The word 'Indie' seems to stick and lend itself to marketing in a peculiar way. Remember when it was 'underground' or 'alternative' or even 'cutting edge'! And of course the word 'punk' is like this gauzy spectrality, looming over the whole field. And obviously the meanings of these words dissolve completely, in the process of being utelized to sell Bloc Party and Bright Eyes albums.
But maybe I'm way off. One definable trend is that music is becoming specialized, more compartmentalized within the internet. Maybe Kurt Cobain would have liked this. Nirvana fans, in the present context, would be able to go to Nirvana's myspace, commiserate among themselves in chat rooms. And Nirvana would never have to sign to a major label. Never have to deal with dreaded jocks!
But maybe that's internet-utopia idealizing.
And maybe there is no next Nirvana. Not that they were so unbelievably great. The Nirvana phenomenon was that people who would never listen to a band like that (supposedly) started listening to a band like that. So much so that (gasp) Michael Jackson was briefly no longer the top-selling artist.

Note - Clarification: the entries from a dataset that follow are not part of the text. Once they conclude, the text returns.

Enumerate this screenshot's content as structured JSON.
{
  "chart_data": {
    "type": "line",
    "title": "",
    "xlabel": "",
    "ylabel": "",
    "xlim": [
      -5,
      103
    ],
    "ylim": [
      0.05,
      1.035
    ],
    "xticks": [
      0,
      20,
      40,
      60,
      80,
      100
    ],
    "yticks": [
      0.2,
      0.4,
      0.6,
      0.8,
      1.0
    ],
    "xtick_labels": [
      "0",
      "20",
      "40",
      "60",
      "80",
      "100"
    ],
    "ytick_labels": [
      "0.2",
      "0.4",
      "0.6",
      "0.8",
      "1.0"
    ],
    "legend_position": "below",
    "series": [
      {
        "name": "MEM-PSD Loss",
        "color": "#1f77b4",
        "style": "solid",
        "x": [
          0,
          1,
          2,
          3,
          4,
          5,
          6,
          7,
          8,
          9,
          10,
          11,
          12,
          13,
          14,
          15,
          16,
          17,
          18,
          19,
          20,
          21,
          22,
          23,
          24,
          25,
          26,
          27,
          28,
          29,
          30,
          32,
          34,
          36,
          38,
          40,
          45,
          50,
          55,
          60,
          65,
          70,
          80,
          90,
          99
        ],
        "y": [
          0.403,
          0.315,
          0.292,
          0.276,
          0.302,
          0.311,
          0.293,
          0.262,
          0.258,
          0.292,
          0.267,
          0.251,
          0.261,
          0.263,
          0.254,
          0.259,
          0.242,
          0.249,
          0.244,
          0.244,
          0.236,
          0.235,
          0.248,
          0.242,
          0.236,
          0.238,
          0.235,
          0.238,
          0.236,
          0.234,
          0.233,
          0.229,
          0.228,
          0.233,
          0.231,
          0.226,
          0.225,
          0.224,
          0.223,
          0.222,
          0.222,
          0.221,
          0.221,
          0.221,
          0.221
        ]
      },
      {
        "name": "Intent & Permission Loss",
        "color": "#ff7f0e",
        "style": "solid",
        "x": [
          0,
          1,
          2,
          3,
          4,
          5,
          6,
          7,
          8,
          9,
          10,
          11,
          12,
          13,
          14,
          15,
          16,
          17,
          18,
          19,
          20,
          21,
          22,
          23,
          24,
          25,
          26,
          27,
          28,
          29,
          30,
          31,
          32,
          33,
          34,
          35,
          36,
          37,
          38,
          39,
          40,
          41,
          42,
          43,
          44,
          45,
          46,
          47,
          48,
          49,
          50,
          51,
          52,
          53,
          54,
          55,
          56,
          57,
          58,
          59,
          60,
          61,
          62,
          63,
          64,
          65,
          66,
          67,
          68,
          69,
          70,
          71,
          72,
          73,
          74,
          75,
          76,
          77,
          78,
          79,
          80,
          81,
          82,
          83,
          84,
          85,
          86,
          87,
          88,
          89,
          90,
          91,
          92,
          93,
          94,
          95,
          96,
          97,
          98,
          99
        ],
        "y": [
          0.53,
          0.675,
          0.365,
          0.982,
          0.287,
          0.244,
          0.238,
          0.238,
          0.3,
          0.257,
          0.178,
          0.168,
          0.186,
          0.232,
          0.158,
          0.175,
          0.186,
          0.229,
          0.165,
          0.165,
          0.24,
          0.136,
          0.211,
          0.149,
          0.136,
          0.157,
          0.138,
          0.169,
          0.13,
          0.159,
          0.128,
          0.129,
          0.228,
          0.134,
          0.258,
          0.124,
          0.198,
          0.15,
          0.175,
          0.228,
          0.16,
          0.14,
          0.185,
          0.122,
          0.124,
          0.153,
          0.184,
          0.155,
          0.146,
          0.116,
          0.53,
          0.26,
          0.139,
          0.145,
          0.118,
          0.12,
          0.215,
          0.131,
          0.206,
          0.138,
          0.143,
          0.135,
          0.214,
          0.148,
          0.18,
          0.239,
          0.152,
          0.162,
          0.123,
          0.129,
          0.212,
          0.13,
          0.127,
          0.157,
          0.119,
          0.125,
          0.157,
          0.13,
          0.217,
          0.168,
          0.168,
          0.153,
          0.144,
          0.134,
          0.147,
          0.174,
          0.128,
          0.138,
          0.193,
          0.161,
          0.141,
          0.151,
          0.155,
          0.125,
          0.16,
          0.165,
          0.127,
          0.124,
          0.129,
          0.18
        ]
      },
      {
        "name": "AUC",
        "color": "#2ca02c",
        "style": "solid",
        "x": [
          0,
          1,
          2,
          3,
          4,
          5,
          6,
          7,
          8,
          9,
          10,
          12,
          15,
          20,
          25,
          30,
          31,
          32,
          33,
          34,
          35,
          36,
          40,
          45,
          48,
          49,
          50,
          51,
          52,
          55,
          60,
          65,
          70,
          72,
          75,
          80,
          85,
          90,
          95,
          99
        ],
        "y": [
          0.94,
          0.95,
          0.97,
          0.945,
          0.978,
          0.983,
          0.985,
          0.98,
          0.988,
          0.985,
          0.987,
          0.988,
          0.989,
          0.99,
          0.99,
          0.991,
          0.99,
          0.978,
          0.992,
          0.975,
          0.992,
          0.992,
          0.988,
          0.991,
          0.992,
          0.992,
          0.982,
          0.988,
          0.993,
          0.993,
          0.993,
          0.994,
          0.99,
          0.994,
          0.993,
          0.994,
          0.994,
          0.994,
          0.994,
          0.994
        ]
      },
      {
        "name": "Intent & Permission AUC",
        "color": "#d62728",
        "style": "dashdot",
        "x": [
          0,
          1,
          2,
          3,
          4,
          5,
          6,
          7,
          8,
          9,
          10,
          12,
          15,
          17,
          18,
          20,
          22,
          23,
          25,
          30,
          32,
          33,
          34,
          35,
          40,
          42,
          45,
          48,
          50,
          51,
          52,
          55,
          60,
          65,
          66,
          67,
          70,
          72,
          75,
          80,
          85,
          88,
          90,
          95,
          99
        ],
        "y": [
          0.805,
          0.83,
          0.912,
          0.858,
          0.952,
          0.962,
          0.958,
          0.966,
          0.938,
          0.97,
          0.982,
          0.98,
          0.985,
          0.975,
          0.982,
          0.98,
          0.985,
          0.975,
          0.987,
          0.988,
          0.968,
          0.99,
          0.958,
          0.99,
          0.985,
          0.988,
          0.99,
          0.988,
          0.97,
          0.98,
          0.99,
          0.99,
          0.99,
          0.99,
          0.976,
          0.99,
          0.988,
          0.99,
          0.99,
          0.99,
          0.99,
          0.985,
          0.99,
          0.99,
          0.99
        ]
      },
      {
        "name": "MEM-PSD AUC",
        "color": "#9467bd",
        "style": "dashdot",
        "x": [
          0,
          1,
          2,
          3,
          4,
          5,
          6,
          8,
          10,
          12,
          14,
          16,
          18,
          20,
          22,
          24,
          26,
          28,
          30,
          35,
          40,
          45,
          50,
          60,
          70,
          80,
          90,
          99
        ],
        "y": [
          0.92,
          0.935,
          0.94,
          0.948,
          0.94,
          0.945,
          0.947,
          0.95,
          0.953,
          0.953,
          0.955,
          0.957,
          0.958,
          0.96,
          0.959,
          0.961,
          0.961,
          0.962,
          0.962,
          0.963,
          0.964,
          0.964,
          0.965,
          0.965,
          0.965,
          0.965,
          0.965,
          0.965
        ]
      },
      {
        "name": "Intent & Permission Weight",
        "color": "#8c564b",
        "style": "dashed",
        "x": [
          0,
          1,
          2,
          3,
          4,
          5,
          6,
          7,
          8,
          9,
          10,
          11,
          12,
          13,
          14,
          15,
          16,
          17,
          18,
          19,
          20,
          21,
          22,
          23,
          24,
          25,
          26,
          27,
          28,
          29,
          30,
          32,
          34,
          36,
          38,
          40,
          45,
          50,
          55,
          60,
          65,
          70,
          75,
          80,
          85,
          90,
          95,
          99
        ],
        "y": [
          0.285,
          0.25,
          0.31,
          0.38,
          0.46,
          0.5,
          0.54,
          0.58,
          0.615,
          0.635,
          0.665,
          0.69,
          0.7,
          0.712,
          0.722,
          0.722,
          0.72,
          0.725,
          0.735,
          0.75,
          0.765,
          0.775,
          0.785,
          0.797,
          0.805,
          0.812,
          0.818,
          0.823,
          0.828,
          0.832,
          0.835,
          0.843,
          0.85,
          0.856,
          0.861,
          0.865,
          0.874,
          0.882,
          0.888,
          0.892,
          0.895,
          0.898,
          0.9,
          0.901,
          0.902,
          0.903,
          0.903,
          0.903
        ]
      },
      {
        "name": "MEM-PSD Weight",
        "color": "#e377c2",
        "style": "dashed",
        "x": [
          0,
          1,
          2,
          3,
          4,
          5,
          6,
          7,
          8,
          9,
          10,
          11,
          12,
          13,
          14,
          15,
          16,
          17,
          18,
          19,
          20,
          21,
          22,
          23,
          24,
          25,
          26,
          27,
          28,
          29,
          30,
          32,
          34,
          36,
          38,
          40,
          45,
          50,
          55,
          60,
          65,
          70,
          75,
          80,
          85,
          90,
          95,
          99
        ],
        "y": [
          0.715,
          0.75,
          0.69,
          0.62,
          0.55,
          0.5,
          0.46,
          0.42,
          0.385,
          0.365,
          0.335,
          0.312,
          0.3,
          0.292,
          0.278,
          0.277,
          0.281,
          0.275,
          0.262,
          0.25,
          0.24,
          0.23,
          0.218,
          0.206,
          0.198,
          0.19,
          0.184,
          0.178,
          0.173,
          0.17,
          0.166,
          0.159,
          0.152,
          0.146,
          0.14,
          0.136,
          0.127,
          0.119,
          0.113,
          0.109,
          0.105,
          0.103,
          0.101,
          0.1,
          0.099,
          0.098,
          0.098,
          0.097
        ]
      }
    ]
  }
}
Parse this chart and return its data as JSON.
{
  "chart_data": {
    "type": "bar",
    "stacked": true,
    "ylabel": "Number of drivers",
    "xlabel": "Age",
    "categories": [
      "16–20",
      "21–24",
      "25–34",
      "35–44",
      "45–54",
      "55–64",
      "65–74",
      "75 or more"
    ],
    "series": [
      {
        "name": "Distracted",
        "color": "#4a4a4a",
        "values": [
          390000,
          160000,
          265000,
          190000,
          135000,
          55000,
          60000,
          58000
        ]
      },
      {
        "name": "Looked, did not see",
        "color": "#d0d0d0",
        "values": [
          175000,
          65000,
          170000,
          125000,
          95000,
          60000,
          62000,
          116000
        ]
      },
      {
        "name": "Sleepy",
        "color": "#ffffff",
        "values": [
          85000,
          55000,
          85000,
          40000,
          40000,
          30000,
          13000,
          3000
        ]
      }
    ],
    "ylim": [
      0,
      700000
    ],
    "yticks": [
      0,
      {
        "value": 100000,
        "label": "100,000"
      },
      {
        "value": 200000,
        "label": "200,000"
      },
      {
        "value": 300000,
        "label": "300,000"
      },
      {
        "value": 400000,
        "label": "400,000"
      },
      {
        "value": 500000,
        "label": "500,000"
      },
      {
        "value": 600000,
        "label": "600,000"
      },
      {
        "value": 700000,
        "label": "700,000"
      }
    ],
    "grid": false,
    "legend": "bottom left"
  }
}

Its come to be considered naive to say 'My favorite kind of music is Indie Rock.' I think it would be funny to say 'Mostly, I'm into alternative.' Remember alternative? Vedder on Time's cover? I have the feeling that kind of media phenomenom-a-non isn't going to happen anymore. The zeitgeist belongs more to technology and the market now than it did even in the 90's. More people are excited about the new iPhone than about the new Arcade Fire, regardless of how you feel about that band.
And nobody missed anything, don't worry. Anyone can get a copy of Bee Thousand, and its still great. The 90's were not a GREAT ERA in music. There was never a time when the nomenclature of music, or even the context of music, was more important than the music. You wouldn't get more out of The Beatles' songs by transporting yourself back to the 60's. You would get more out of the 60's maybe, and realize they 60's were never about the Beatles, or even the 60's.
The trick is not to be fooled by the nomenclature. There is no such thing as Indie Rock. It's really just industry jargon now, and maybe always was. Maybe there never was an Indie Rock. Of course there's independent produced and marketed music. Always will be. But Indie Rock, all it is, is dust in the wind.